Но несмотря ни на что, дозорные огни успокаивали Морин, и она чувствовала себя не так одиноко. Порой, очень редко, она вспоминала некоторых своих поклонников, которые были весьма красивыми, несмотря на бледность, но вслед за этим думала о словах Аннахильд, что однажды к ней придет настоящий мужчина — именно мужчина, а не сутулый крот в человеческом обличье.
Но лучше бы тетушкино пророчество исполнилось поскорее, ведь от запасов согревающего порошка у Морин осталась только пятая часть. Без порошка девушка уже давно бы умерла или спустилась бы в поисках тепла в пещеру, а для нее это было еще хуже смерти. Морин все это отлично знала и постоянно носила на шее драгоценный мешочек, периодически используя его содержимое. Больше на ней из одежды почти ничего не было, так как ей было некого стесняться (кто бы ее полуголой тут увидел?), а согревающий порошок делал приятным прикосновение даже самого холодного ветра. Но порошок скоро закончится, она даже постареть не успеет, и что же тогда?
Было бы хорошо, чтобы настоящий мужчина из пророчества побыстрее ее нашел.
Вот о чем думала Морин, глядя на далекие огоньки и на отражение северного сияния в озере. Она сама не заметила, как заснула, а проснулась, когда сделалось светло и из-за серого бока Бореи показался переливающийся пузырь солнца.
Она сразу заметила, что летучие мыши чем-то взволнованы и ведут себя непривычно оживленно. Они носились туда-сюда, и Морин обеспокоило их поведение. Если бы она могла читать их мысли так же, как они читают ее! Вдруг без всяких видимых причин одна из рукокрылых снялась с места и на огромной скорости полетела на тот берег озера. Явно там что-то случилось, и Морин оставалось только гадать, связано ли это с ней.

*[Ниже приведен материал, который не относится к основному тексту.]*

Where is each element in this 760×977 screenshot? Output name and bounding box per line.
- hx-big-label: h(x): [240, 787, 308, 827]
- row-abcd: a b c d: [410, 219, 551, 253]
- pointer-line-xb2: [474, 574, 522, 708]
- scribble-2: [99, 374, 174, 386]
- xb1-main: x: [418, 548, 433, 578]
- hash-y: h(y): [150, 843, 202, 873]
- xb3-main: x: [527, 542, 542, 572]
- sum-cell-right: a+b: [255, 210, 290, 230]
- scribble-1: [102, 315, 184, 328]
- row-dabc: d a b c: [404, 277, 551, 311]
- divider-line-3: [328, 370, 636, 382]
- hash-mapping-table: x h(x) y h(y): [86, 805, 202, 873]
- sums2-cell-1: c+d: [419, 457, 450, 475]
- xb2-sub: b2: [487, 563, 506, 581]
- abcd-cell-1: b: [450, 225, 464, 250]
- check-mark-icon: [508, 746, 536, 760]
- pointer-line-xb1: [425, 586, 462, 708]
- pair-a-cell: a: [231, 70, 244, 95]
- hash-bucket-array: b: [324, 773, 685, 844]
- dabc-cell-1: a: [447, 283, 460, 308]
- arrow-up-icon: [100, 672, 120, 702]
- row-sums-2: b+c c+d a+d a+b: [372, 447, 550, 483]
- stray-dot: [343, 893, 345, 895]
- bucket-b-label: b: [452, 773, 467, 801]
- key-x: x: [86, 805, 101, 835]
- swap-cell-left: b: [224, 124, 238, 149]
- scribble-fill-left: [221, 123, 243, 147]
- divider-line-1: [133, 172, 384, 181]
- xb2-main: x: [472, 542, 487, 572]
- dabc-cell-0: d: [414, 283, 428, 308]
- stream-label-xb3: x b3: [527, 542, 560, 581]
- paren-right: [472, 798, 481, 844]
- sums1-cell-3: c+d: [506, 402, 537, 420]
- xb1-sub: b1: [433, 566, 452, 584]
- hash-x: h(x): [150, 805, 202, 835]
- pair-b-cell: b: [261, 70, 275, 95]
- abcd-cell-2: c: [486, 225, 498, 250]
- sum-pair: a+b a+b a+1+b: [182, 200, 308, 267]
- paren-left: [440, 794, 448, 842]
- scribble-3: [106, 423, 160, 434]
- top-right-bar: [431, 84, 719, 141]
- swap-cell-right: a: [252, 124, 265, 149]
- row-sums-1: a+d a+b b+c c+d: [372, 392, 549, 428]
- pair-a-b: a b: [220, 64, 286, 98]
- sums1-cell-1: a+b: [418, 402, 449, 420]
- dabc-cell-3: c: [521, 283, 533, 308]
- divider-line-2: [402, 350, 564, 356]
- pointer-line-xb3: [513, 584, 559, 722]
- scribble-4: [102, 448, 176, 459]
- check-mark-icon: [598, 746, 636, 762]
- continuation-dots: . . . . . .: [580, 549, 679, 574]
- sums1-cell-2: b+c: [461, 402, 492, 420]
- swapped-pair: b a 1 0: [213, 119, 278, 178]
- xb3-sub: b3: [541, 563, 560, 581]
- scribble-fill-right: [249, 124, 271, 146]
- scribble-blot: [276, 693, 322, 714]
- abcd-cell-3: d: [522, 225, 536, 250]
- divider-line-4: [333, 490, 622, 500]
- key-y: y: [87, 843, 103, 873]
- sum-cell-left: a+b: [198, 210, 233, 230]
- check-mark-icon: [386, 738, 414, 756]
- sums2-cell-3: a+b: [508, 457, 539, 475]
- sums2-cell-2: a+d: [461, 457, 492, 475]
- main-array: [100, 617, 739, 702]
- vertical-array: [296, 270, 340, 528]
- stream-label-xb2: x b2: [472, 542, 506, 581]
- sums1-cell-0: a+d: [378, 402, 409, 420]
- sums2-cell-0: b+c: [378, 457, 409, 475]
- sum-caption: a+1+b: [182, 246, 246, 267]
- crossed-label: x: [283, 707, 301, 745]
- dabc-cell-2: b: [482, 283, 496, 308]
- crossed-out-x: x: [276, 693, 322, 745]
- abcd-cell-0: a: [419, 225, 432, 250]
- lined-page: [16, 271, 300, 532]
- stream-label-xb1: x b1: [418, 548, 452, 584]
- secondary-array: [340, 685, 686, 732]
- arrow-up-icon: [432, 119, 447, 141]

Обычно в это время она ходила мыться на озеро по крутой тропинке, где ей был знаком каждый камень, но в этот раз просто сполоснула лицо и груди холодной водой из ручейка, падавшего с высокой скалы. Морин не пошла на озеро, потому что отсюда, сверху, она могла наблюдать и за озером, и за горами, хоть и не знала толком, что именно ей предстоит увидеть.
Какое-то время она действительно наблюдала за местностью, но потом ей это надоело и она решила уже спуститься к деревьям. Склон там был не таким крутым, и деревья росли высоко и густо, и там Морин играла с мелкими зверюшками и яркими птичками — стоило ей только позвать, и они приходили к ней, как бежали к хозяевам собаки в деревне викингов, что она помнила по детству.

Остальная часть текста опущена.